The Conspiracy, mockumentary canadese firmato da Christopher MacBride, alla sua opera prima, apre la sezione After Hours del XXXI Torino Film Festival: carrellata presente ogni anno, sotto diverse nomenclature, dedicata ai titoli più oscuri o bizzarri, spesso “di genere”, a tutto quel cinema che, in un modo o nell’altro, si pone al di fuori delle convenzioni. La pellicola di MacBride non è freschissima di produzione, in quanto è targata 2012 e circola da tempo, ma si rivela scelta azzeccata: utilizza l’ormai rischioso formato del finto documentario in modo originale, e pone l’accento su un tema-magnete per lo spettatore, ossia le teorie cospirazioniste. The Conspiracy è, in realtà, diviso in due parti: nella prima, si gioca sul mockumentary puro, con una struttura a incastri, mentre nella seconda, ossia andando verso il finale, si assiste al cuore del film, il suo lato migliore, con una virata orrorifico-ritualistica decisamente riuscita e che non si dimentica facilmente, forte di elementi simbolici che riescono a creare un connubio visivo/sonoro di impatto, ad alto tasso di tensione.
Aaron (Aaron Poole) e Jim (James Gilbert), sono due filmmakers che scelgono, come soggetto per il loro documentario, un uomo apparentemente folle, Terrance G, che per strada divulga le sue teorie sulla cospirazione. Nel corso delle riprese le sue idee, i paranoici concetti che espone davanti all’occhio della videocamera, influenzano Aaron, che inizia a crederci un po’ troppo, distaccandosi dalla realtà: dunque, ecco l’effetto virale di questo tipo di convinzioni/ossessioni, che colpiscono molte più persone (soprattutto negli USA) di quanto si sia disposti a credere. Terrance scompare all’improvviso, e i due documentaristi si accorgono di essere pedinati: iniziano dunque a pensare che dietro agli apparenti deliri, possa esserci qualcosa di vero. Si arriva così al turning point del film, al suo segmento più bizzarro e peculiare: Aaron e Jim, tramite una serie di contatti, si infiltrano in una cerimonia segreta di un gruppo di cospiratori, e qui l’abilità di MacBride emerge sotto diversi aspetti. Le riprese diventano in soggettiva, i membri indossano inquietanti maschere zoomorfe (non si può fare a meno di pensare a The Wicker Man, ma l’insieme rimanda a più di un titolo), in un’atmosfera pagana che sfiora il satanico, all’interno di un rituale dedicato al Dio Mitra. Cupa e tesissima, la tranche finale tiene lo spettatore incollato allo schermo, rendendo l’intero film meritevole di visione.

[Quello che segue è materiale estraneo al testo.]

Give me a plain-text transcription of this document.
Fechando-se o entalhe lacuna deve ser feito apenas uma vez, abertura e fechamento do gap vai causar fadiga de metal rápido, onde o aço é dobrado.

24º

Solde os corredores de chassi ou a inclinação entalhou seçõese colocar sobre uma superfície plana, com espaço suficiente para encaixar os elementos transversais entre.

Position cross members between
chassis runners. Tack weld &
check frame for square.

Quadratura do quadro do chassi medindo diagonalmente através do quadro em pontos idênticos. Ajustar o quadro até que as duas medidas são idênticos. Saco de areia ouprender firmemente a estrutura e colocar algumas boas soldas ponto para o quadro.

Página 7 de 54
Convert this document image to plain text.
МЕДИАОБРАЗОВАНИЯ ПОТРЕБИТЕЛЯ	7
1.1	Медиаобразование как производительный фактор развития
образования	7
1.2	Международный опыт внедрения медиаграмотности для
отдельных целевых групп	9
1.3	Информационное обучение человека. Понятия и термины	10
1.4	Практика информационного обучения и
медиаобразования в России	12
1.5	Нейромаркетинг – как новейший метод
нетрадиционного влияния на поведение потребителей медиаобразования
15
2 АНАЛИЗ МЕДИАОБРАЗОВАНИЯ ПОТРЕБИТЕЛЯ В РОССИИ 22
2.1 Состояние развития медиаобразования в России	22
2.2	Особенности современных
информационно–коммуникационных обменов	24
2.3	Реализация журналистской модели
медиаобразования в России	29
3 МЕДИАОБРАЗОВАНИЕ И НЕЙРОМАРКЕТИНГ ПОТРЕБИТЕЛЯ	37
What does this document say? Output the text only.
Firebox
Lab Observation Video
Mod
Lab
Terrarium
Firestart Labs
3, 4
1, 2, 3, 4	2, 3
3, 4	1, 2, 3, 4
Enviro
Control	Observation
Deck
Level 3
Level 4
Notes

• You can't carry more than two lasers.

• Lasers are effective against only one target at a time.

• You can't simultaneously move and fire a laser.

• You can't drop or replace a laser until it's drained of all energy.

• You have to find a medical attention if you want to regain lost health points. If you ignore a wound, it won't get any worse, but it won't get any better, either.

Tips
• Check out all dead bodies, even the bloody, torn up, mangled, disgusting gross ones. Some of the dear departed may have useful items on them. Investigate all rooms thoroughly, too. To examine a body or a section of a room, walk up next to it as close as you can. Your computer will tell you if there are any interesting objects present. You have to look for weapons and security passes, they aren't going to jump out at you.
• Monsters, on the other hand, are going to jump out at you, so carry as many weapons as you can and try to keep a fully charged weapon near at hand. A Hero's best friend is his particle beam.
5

Tuttavia, anche il coté mockumentary si lascia apprezzare, con le finte interviste, materiale di repertorio collocato al punto giusto e correttamente contestualizzato, oltre a molteplici riferimenti al Nuovo Ordine Mondiale, che è una delle teorie di cospirazione tra le più diffuse e inquietanti. Nella marmaglia di opere del filone, è diventato sempre più difficile realizzare qualcosa che riesca ad emergere dal mucchio, con una certa cura dal punto di vista tecnico (si evita l’effetto mal di mare) e una recitazione al di sopra delle media di questo tipo di produzioni.
The Conspiracy non è soltato ben girato e costruito con intelligenza, ma è soprattutto ideato in modo efficace, senza eccessi inutili o tempi morti, un meccanismo ben oleato in cui i giusti dosaggi degli ingredienti sono il segreto di una ricetta dal buon sapore. L’ossessione, la follia, il dubbio, si mescolano al macabro rituale che è al tempo stesso pregno di una strana solennità, una sinistra importanza: tutto questo rende il film una spanna sopra gli altri fake documentaries, senza contare la riflessione, mai banale, sul potere dell’autosuggestione e della paranoia. Esordio riuscito per il regista canadese, che riesce a toccare nervi scoperti, dapprima a livello collettivo, per poi addentrarsi in quello individuale. È probabile che non esista nessun Nuovo Ordine Mondiale, ma quel che è certo, è che milioni di persone continueranno, fermamente, a crederci.